In a rapidly changing market, buyers and sellers are often surprised when the appraised value is higher or lower than expected. A higher value will not have an impact on the loan approval process, but a lower value can. The lower appraised value is used to determine an acceptable loan amount, which is generally up to 80% of the appraiser’s opinion of the home’s value.

As we’ve discussed in other posts, you typically won’t get a dollar-for-dollar return on the money you spend within your home, especially for personal preference items.

An appraiser can only work with the information that is available to them. (They aren’t mind-readers) Sometimes a lender will send over incomplete information, or dated plans that didn’t include the full information about the property. If you believe that the appraisal is missing relevant data that could affect the opinion of value, you can work with your lender and the appraiser to address these concerns.

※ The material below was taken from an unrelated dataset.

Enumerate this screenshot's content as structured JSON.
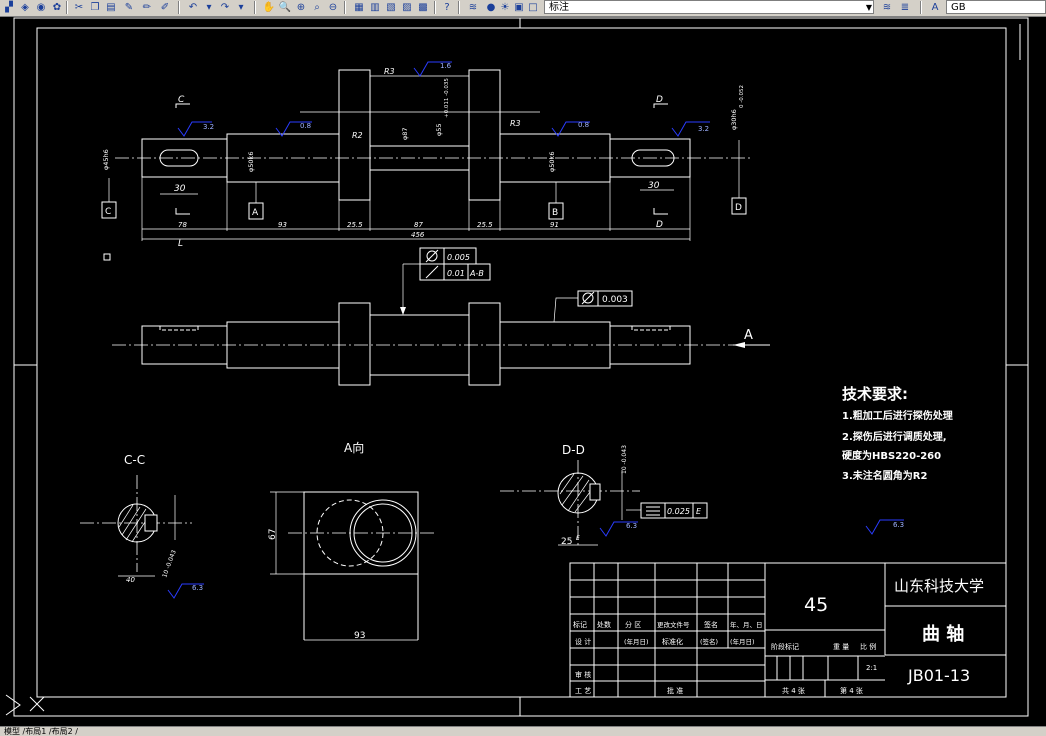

Sometimes it may change the opinion of value, other times the opinion of value will remain the same even with additional information.

An appraisal is created with an “effective date of appraisal” meaning that the information gathered was available on or before that date. Occasionally clients return to the appraiser wondering why they didn’t include certain comparable sales. An appraiser will take these into consideration if they are deemed to be reliable comparables. But more often than not those sales took place after the effective date of the appraisal and therefore would not have been available to the appraiser and cannot be included in the appraisal.